Meet Nikita, a 4-year-old husky. Even her owner didn’t dispute that the dog killed 27 animals in Tooele, Utah.

“I didn’t think she was going to go on a killing spree,” owner Mackenzie Morton told Fox 13 Now. “I did not know that at all. Honestly, I was so much in shock because that’s not her. She doesn’t do that kind of stuff. That’s not fair and I’m so sorry.”

Cops are holding her accountable. They said Nikita slaughtered the over two-dozen animals in two residences on Memorial Day weekend.

One homeowner, Trip Kiss and his wife, run a petting zoo for children with disabilities. You see where this is going. He told the outlet that surveillance footage picked up the husky attacking the animals. The 12 dead included rabbits, ducks, chickens, a turkey, and a goose, Kiss said. He claimed to have found the dog with a still-living chicken in her mouth.

Tooele Police Sgt. Jeremy Hansen told the outlet that according to a neighboring woman, the same dog killed 15 of her chickens.

Nikita remains at an animal shelter for a 10-day quarantine. Morton said she hadn’t known where the dog escaped to because “it was dark at night.” Upon searching for Nikita, she found several dead chickens in a neighbor’s yard, but couldn’t find her own pet. She didn’t want to wake up the neighbors, and left her door slightly open in case her dog returned.
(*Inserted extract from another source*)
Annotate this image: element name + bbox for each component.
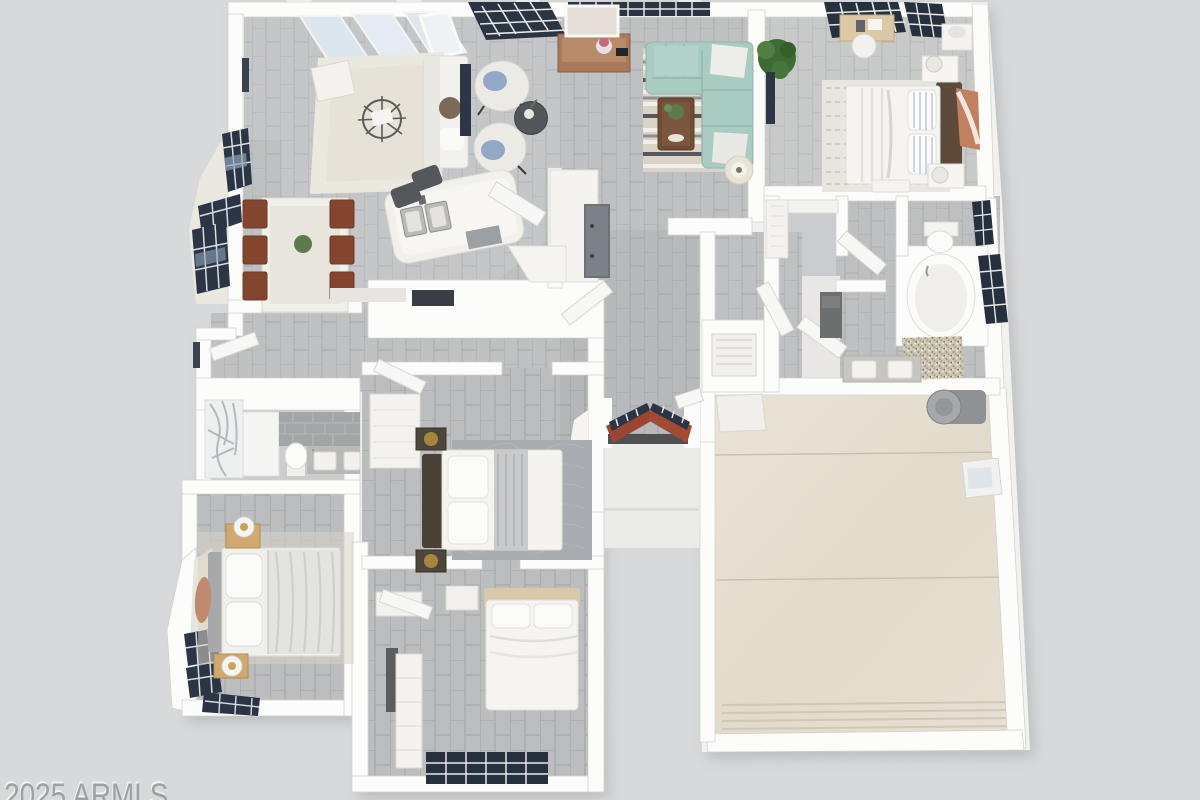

Morton told the outlet she planned on paying for the damage (police estimated that at over $1,350).

She was cited for 27 counts of misdemeanor attacking animals, and one count of misdemeanor animal running at large, Hasen said. That might change. The city attorney is reviewing the case, he said.
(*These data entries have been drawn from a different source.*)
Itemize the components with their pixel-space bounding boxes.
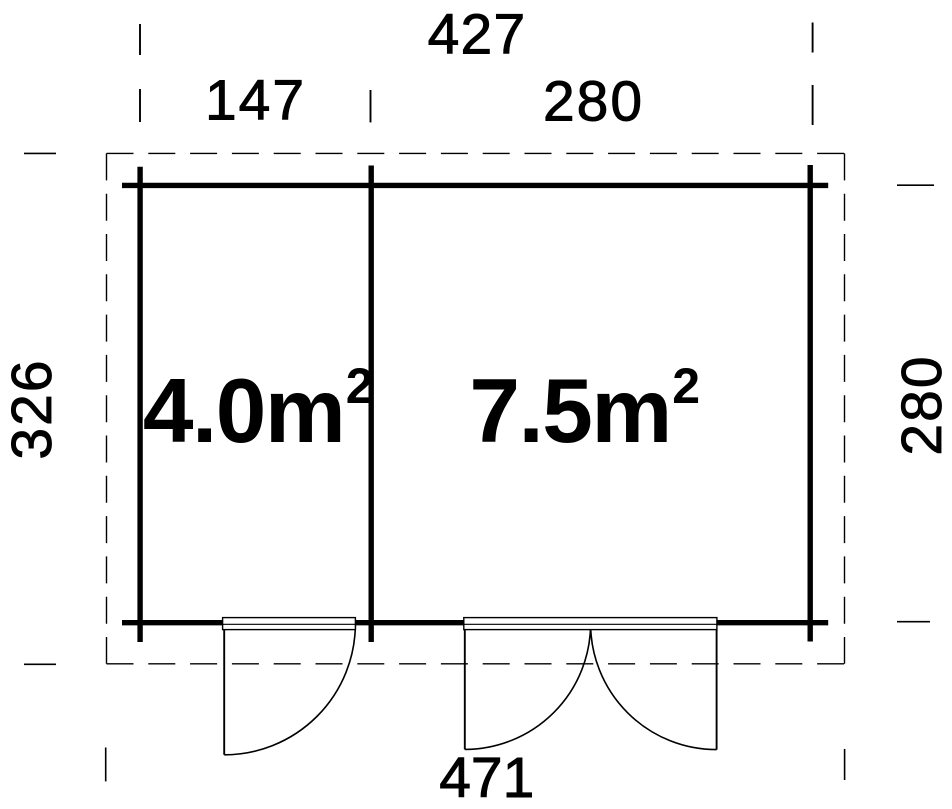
svg-text:7.5m2: 7.5m2 [469, 358, 698, 462]
svg-text:471: 471 [439, 746, 534, 809]
svg-text:326: 326 [0, 358, 64, 459]
svg-text:427: 427 [428, 3, 527, 67]
svg-text:147: 147 [205, 69, 306, 133]
svg-text:4.0m2: 4.0m2 [143, 358, 372, 462]
svg-text:280: 280 [890, 354, 952, 455]
svg-text:280: 280 [543, 70, 644, 134]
Meanwhile, Nikita’s fate will be decided at an administrative hearing, involving the police chief, assistant chief, and lieutenant. They have the option to decide that the dog has the potential to be a dangerous animal. In that case, she would be returned to Morton under specific conditions, Hasen said. Nikita would have to perpetually remain leashed, on her property, and be registered with the city as a potentially dangerous animal.

For Kiss, however, the problem isn’t the dog. It’s Morton.

“I feel anger,” he said. “I feel anger toward the owner because she could have prevented this.”